Kamyonun üstü de mal yanında
insan yüklü... Mola verdikleri bir yerde inen bir yolcunun inlemeleri hastalığının
had derecesini gösteriyormuş. İnleyip su
isteğine “Çay vereyim mi?” diyen Sıdıka Avar, adamcağıza içirmiş ve zorlukla
tekrar kamyonun tepesine çıkarmalarına yardım etmiş. Bilmem kaç kilometre, kaç
saat sonra, yukarıdan bağrışmışlar: “Hey şoför! Bu herif öldü! Dur da indirek.”

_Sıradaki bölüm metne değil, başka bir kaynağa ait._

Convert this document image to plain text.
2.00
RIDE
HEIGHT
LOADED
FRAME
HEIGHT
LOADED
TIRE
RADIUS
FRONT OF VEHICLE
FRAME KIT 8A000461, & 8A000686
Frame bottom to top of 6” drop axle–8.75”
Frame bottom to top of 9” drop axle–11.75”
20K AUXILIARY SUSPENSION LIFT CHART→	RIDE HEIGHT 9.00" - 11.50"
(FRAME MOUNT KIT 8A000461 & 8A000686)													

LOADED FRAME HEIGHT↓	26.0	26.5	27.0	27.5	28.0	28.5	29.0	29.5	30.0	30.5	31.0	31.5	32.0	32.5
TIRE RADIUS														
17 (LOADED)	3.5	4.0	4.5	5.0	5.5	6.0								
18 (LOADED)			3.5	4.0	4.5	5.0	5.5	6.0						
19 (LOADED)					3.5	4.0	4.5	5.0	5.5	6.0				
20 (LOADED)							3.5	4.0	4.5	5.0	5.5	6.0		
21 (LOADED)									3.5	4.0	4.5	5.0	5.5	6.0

Bu duruma “Çok üzüldük” diyor Avar ve sözlerini şöyle sürdürüyor: “Nezahat’la biz
de indik. Bağırdım ‘Durun! Öldü diye dağ başında bırakılir mı? İlk köyde
bırakırız, kendi köyüne ulaştırırlar.” Halkın homurdanmasına aldırmadan, yakın
köye teslim çağrısını tekrarlamış. Ama içine bir kurt düşmüş “Şu aynanı ver
Nezahat” demiş. Ölü bildikleri adamin ağzına tutunca buhar olusmuş. “Bu adam
yaşıyor! Az daha dağ başında onu bırakacaktınız!” demiş. En yakın köye kadar,
hastanın ağzına ince kestiği elmaların suyunu, biraz da limon sıkmış. Zar zor
yutarmış hasta adam. En yakın köyde de hastayı bırakmışlar kendi köyune
ulaştırsınlar diye. Hala yolcular “Boşuna bu adam gidici” derlermiş. Seneler
sonra yine bir Kığı seyahatinde, şafakla hareket edecekleri için bol ekmek
alayım diye aranırken hepsinde o saatte ekmeklerin bitmiş olduğunu görür. Üçüncü
fırında da yok cevabını veren çırak çocuğa içerden bir bariton erkek sesi “Dur
hele!” der. Küçük bir kapıdan eğilerek geçen bir erkek
“Oy! Anam babam, sen hoş gelmişen!” diye koşup ellerine sarılmış Sıdıka
Avar'ın. Birini bırakıp birini öpermiş ellerinin. “Seni Allah'ın gönderdiği ermişsen, evliyasan,
nesen? Koş Güllü, beni dirilten hanım aha bu hanımdır, elini ayağinı öpmüşez. Aha
sen kamyonda bir ölüyü dirilttin ya, o benem işte!”
Anlatmış “Bir hafta o köyde
kaldıktan sonra, meşelerden bir sedye yapıp köyüme getirmişler. Zamanla
iyileşip tarlamı satıp bu fırını açtım” demiş. Ardından da “Hiç ben seni
ekmeksiz bırakır mıyım? Anamdan irelisin, emret ki yapam!” deyip bütün gece
uğraşıp sabaha ekmekleri yetiştirmiş.
Bir insani kurtarmak ne güzel şeydir.